Voodoo has given the Bantu a real trail bike emphasis thanks to its geometry, there’s no settling for old school XC numbers here. There’s plenty of clearance for the 2.35in tyres Voodoo has specced on the Bantu and it also features an interesting 141mm x 9mm QR Boost rear spacing allowing for a wider and therefore stronger rear wheel.
The Suntour XCM DS HLO suspension fork delivers its 120mm of travel smoothly and without fuss. It uses a simple coil spring that lacks a lot of adjustment but it behaved impeccably. Annoying, clunky top-out that can be associated with basic forks was conspicuous in its absence.
The spring was a little on the stiff side so if you are a lighter rider it would be worth getting a lighter spring to swap out (this is a simple job and shouldn’t cost a lot either). A lockout lever adds a little adjustment for when you want to ride the bike on smooth trails or tarmac.
The Bantu has a spec sheet that pretty much puts it in a league higher than most bikes in its class. Whilst many are still settling for triple chainsets and mechanical disc brakes the Bantu features a neat 2×9 speed setup and Clarks M1 hydraulic disc brakes.

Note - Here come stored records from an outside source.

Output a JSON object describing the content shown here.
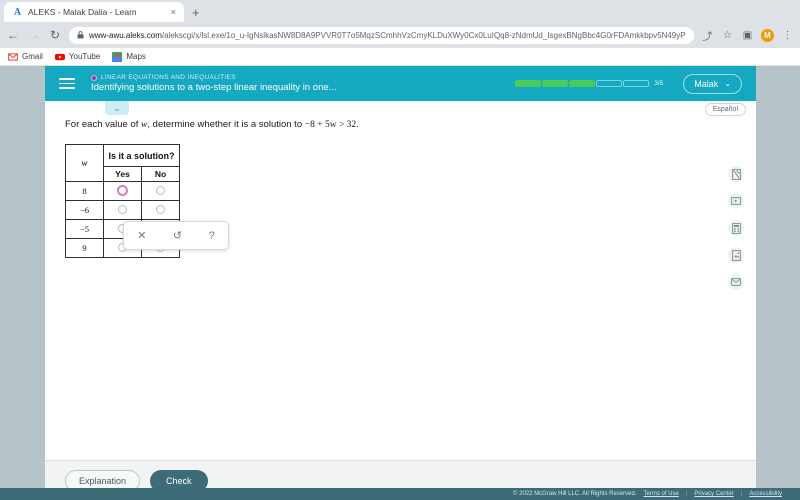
{
  "browser": {
    "tab": {
      "favicon": "A",
      "title": "ALEKS - Malak Dalia - Learn",
      "close": "×"
    },
    "new_tab": "+",
    "nav": {
      "back": "←",
      "forward": "→",
      "reload": "↻"
    },
    "url_host": "www-awu.aleks.com",
    "url_path": "/alekscgi/x/lsl.exe/1o_u-IgNslkasNW8D8A9PVVR0T7o5MqzSCmhhVzCmyKLDuXWy0Cx0LuIQq8-zNdmUd_IsgexBNgBbc4G0rFDAmkkbpv5N49yPv...",
    "toolbar_icons": {
      "share": "⤴",
      "bookmark": "☆",
      "panel": "▣",
      "menu": "⋮"
    },
    "profile_initial": "M",
    "bookmarks": [
      {
        "label": "Gmail",
        "icon": "gmail-icon"
      },
      {
        "label": "YouTube",
        "icon": "youtube-icon"
      },
      {
        "label": "Maps",
        "icon": "maps-icon"
      }
    ]
  },
  "aleks": {
    "kicker": "LINEAR EQUATIONS AND INEQUALITIES",
    "title": "Identifying solutions to a two-step linear inequality in one...",
    "progress": {
      "total": 5,
      "filled": 3,
      "label": "3/5"
    },
    "user": {
      "name": "Malak",
      "chevron": "⌄"
    },
    "espanol": "Español",
    "chevron_tab": "⌄"
  },
  "problem": {
    "prompt_pre": "For each value of ",
    "prompt_var": "w",
    "prompt_mid": ", determine whether it is a solution to ",
    "prompt_expr": "−8 + 5w > 32",
    "prompt_end": "."
  },
  "table": {
    "var_header": "w",
    "question_header": "Is it a solution?",
    "yes_header": "Yes",
    "no_header": "No",
    "rows": [
      {
        "value": "8",
        "yes_state": "hover",
        "no_state": "empty"
      },
      {
        "value": "−6",
        "yes_state": "empty",
        "no_state": "empty"
      },
      {
        "value": "−5",
        "yes_state": "empty",
        "no_state": "empty"
      },
      {
        "value": "9",
        "yes_state": "empty",
        "no_state": "empty"
      }
    ]
  },
  "toolpopup": {
    "clear": "✕",
    "undo": "↺",
    "help": "?"
  },
  "rail": [
    {
      "icon": "no-write-icon"
    },
    {
      "icon": "video-icon"
    },
    {
      "icon": "calculator-icon"
    },
    {
      "icon": "notepad-icon"
    },
    {
      "icon": "message-icon"
    }
  ],
  "actions": {
    "explanation": "Explanation",
    "check": "Check"
  },
  "footer": {
    "copyright": "© 2022 McGraw Hill LLC. All Rights Reserved.",
    "terms": "Terms of Use",
    "privacy": "Privacy Center",
    "accessibility": "Accessibility",
    "separator": "|"
  },
  "colors": {
    "aleks_teal": "#14a9c0",
    "progress_green": "#4cca5a",
    "check_button": "#3d6b77",
    "hover_radio": "#cf7fc0",
    "page_backdrop": "#b6c3c8"
  }
}
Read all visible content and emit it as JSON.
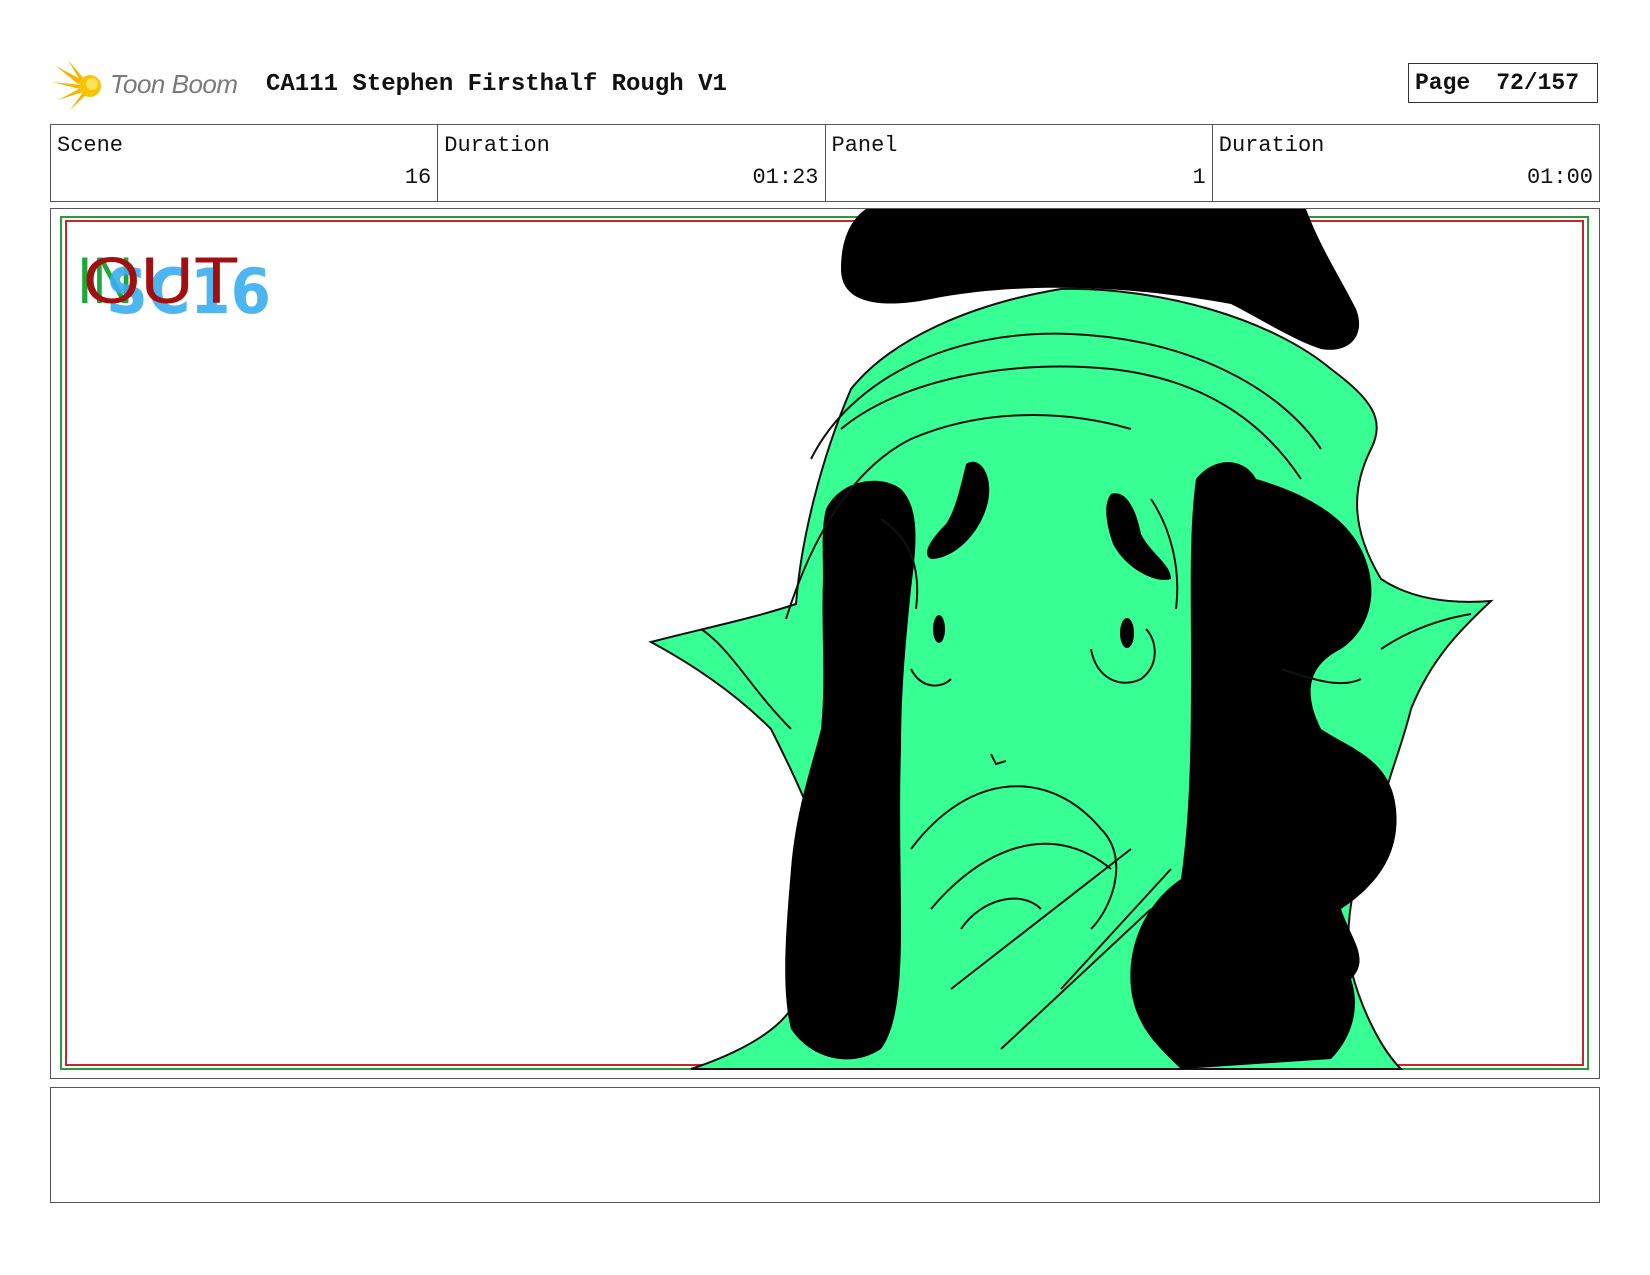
{
  "header": {
    "logo_text": "Toon Boom",
    "title": "CA111 Stephen Firsthalf Rough V1",
    "page_label": "Page",
    "page_value": "72/157"
  },
  "info": {
    "scene_label": "Scene",
    "scene_value": "16",
    "scene_duration_label": "Duration",
    "scene_duration_value": "01:23",
    "panel_label": "Panel",
    "panel_value": "1",
    "panel_duration_label": "Duration",
    "panel_duration_value": "01:00"
  },
  "panel": {
    "marker_in": "IN",
    "marker_out": "OUT",
    "sketch_note": "SC16",
    "colors": {
      "in_marker": "#1fa83a",
      "out_marker": "#a01010",
      "note": "#3aaef0",
      "fill": "#38ff93",
      "ink": "#000000",
      "safe_frame_red": "#c0282a",
      "safe_frame_green": "#2a9a3a"
    }
  },
  "caption": {
    "text": ""
  }
}
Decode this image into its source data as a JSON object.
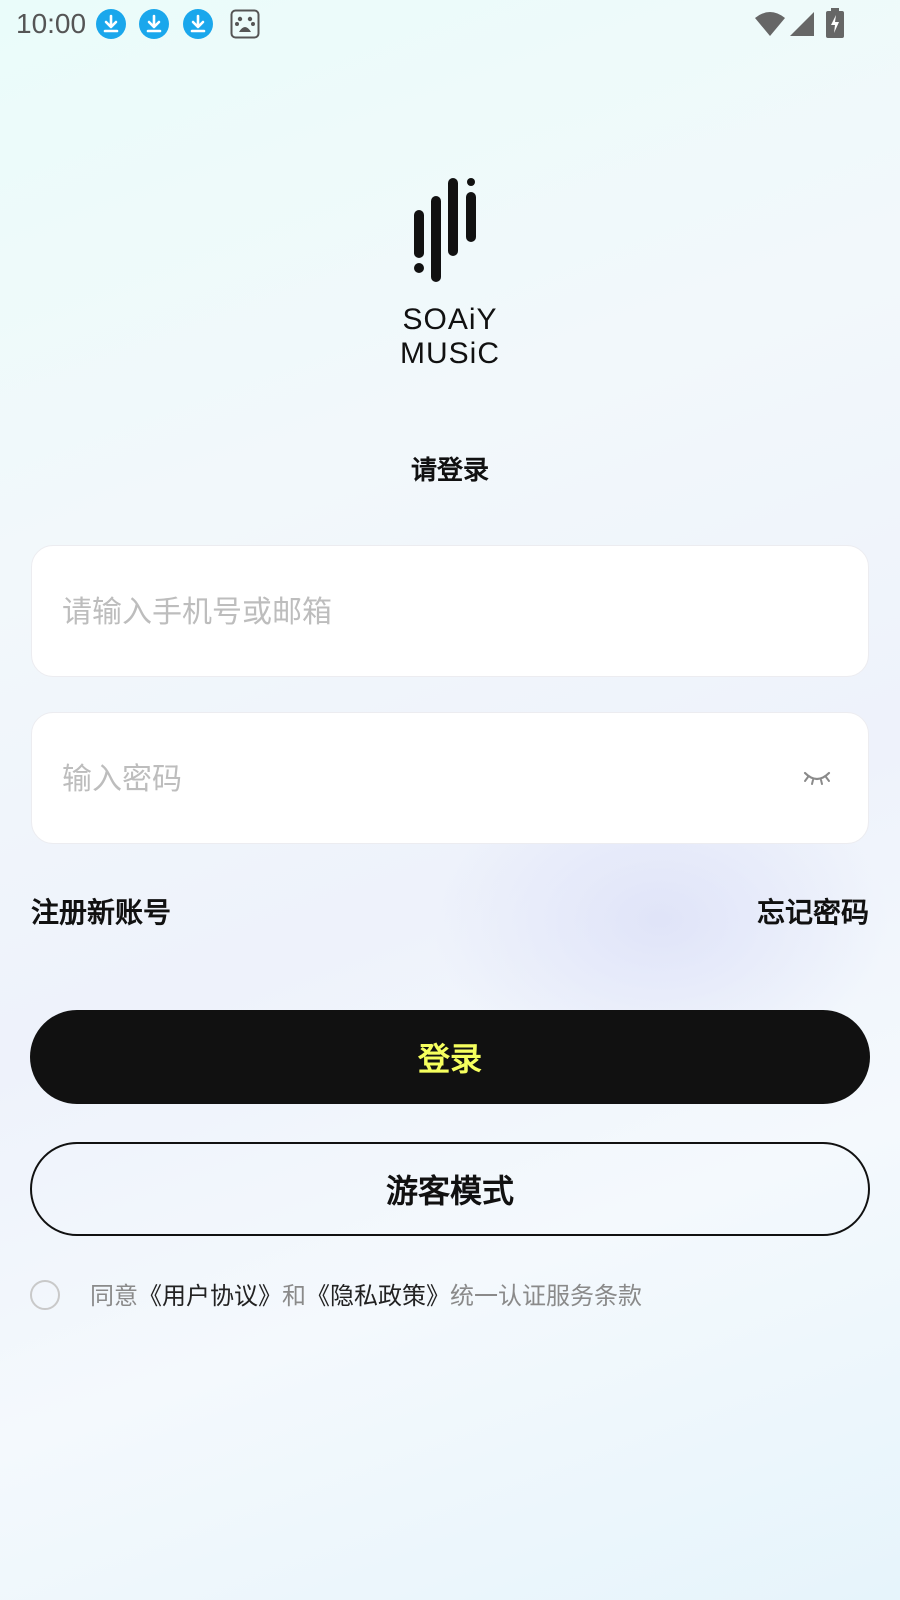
{
  "status_bar": {
    "time": "10:00",
    "icons": [
      "download-icon",
      "download-icon",
      "download-icon",
      "baidu-icon",
      "wifi-icon",
      "signal-icon",
      "battery-charging-icon"
    ]
  },
  "brand": {
    "name": "SOAiY MUSiC",
    "logo_icon": "sound-bars-icon"
  },
  "login": {
    "subtitle": "请登录",
    "account_placeholder": "请输入手机号或邮箱",
    "account_value": "",
    "password_placeholder": "输入密码",
    "password_value": "",
    "password_toggle_icon": "eye-closed-icon",
    "register_link": "注册新账号",
    "forgot_link": "忘记密码",
    "login_button": "登录",
    "guest_button": "游客模式"
  },
  "agreement": {
    "checked": false,
    "prefix": "同意",
    "user_agreement": "《用户协议》",
    "and": "和",
    "privacy_policy": "《隐私政策》",
    "suffix": "统一认证服务条款"
  },
  "colors": {
    "primary_button_bg": "#111111",
    "primary_button_text": "#f6ff5e",
    "placeholder": "#bdbdbd",
    "muted_text": "#8a8a8a"
  }
}
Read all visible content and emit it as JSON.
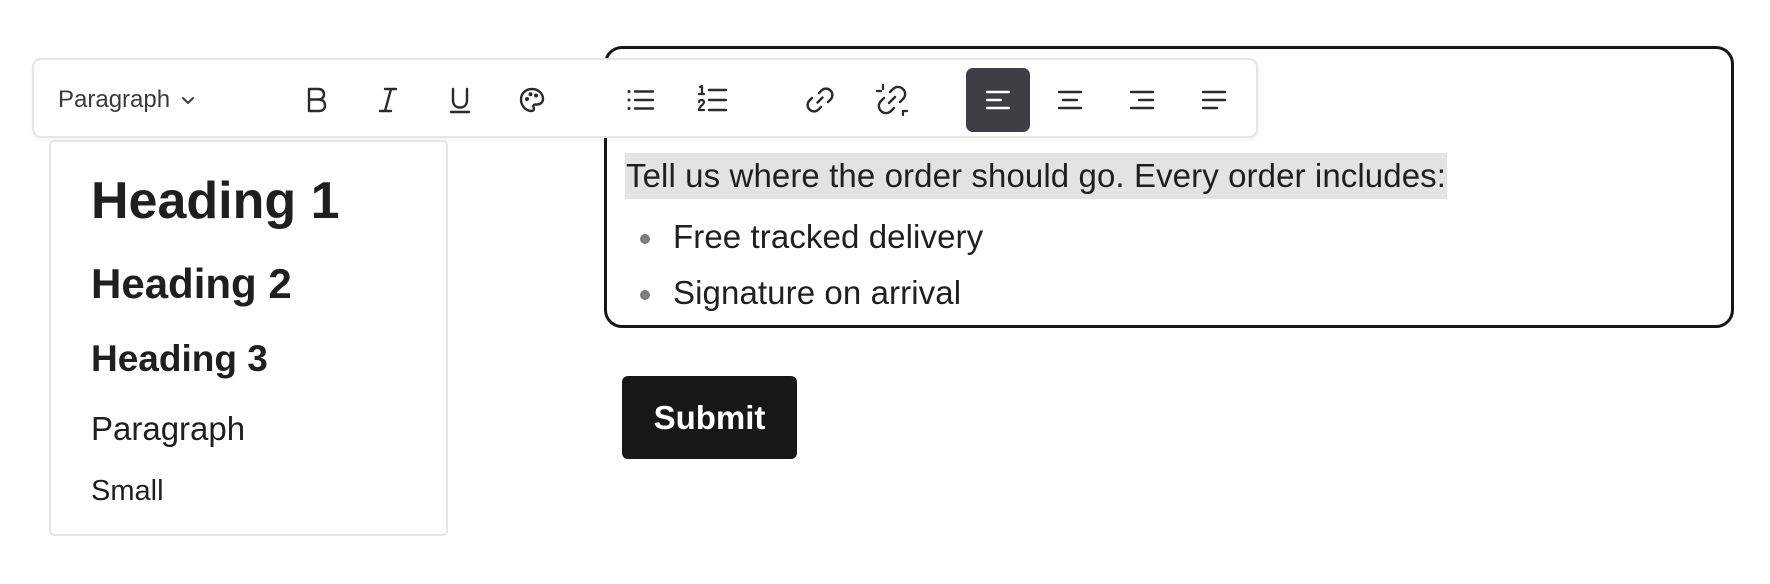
{
  "toolbar": {
    "format_label": "Paragraph",
    "buttons": [
      {
        "id": "bold",
        "icon": "bold-icon"
      },
      {
        "id": "italic",
        "icon": "italic-icon"
      },
      {
        "id": "underline",
        "icon": "underline-icon"
      },
      {
        "id": "color",
        "icon": "palette-icon"
      },
      {
        "id": "bulleted_list",
        "icon": "bulleted-list-icon"
      },
      {
        "id": "numbered_list",
        "icon": "numbered-list-icon"
      },
      {
        "id": "link",
        "icon": "link-icon"
      },
      {
        "id": "unlink",
        "icon": "unlink-icon"
      },
      {
        "id": "align_left",
        "icon": "align-left-icon",
        "active": true
      },
      {
        "id": "align_center",
        "icon": "align-center-icon"
      },
      {
        "id": "align_right",
        "icon": "align-right-icon"
      },
      {
        "id": "align_justify",
        "icon": "align-justify-icon"
      }
    ]
  },
  "format_menu": {
    "options": [
      "Heading 1",
      "Heading 2",
      "Heading 3",
      "Paragraph",
      "Small"
    ]
  },
  "editor": {
    "paragraph": "Tell us where the order should go. Every order includes:",
    "list_items": [
      "Free tracked delivery",
      "Signature on arrival"
    ]
  },
  "submit": {
    "label": "Submit"
  },
  "colors": {
    "editor_border": "#161616",
    "highlight": "#e3e3e3",
    "active_button": "#3d3f45",
    "submit_background": "#171717"
  }
}
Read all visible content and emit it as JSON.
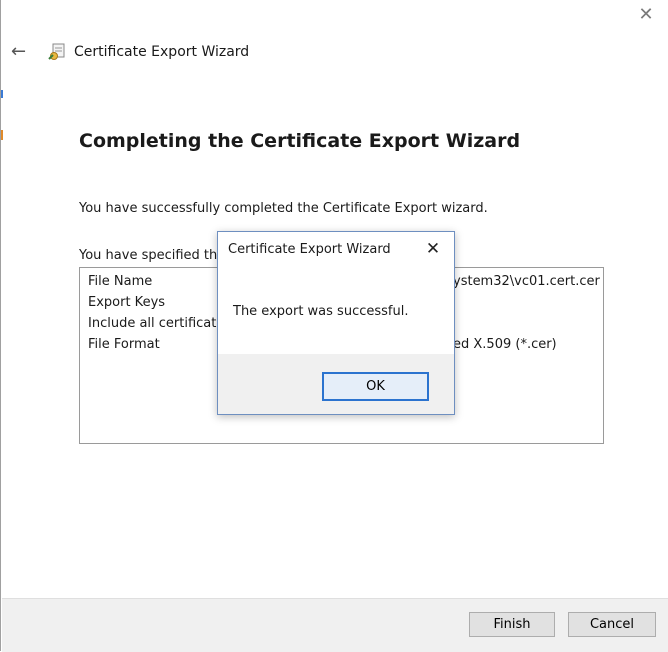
{
  "window": {
    "title": "Certificate Export Wizard",
    "close_glyph": "✕",
    "back_glyph": "←"
  },
  "page": {
    "heading": "Completing the Certificate Export Wizard",
    "success_text": "You have successfully completed the Certificate Export wizard.",
    "specified_text": "You have specified the",
    "settings": [
      {
        "label": "File Name",
        "value": "ystem32\\vc01.cert.cer"
      },
      {
        "label": "Export Keys",
        "value": ""
      },
      {
        "label": "Include all certificates",
        "value": ""
      },
      {
        "label": "File Format",
        "value": "ed X.509 (*.cer)"
      }
    ]
  },
  "footer": {
    "finish_label": "Finish",
    "cancel_label": "Cancel"
  },
  "dialog": {
    "title": "Certificate Export Wizard",
    "message": "The export was successful.",
    "ok_label": "OK",
    "close_glyph": "✕"
  },
  "colors": {
    "accent": "#2b73cf",
    "footer_bg": "#f0f0f0"
  }
}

The drivetrain combination of Suntour chainset and Shimano shifters and derailleurs works exceptionally well in the most part but did suffer from front derailleur rub when in several gear combinations.
The M1 hydraulic brake might be basic and has a long lever shape but beats a mechanical brake hands down, delivering enough stopping power to keep even the most nervous of riders happy.
Wheels are own brand jobs as well and behaved well during testing, no loose spokes or need to true them after riding like with some other budget bike wheels. The Kenda tyres have an aggressive look to the tread and at 2.35in wide it provides a decent air volume for grip and trail comfort. It is a very basic tyre though so the compound is on the hard side, as such it tends to not offer as much grip as it looks like it should in some instances.
Almost from the word go the ride quality of the Bantu belies its budget pricing. I kept stopping myself from saying that it rides just like a proper mountain bike; the Bantu IS a proper mountain bike, full-stop.
The design of the frame, in conjunction with the 2.35in tyres, give it a softer ride feel, enabling it cope with rougher tracks without the back end breaking traction even five seconds, or having every lump and bump transmitted through to your body.
The geometry and ride position enable riders to pilot the Bantu onto technical trails without any of the normal nervousness or lack of control that can often be the bane of an entry level bike.
Descending is fun and even climbing is handled with aplomb thanks to the steep seat angle and sprightly power transfer of the frame.
The front end (along with the slack head angle) is also tall enough to prevent the feeling of going over the bars on every steep slope. In fact the Bantu allows you to attack trails and be playful rather than just simply surviving any encounter with technical terrain.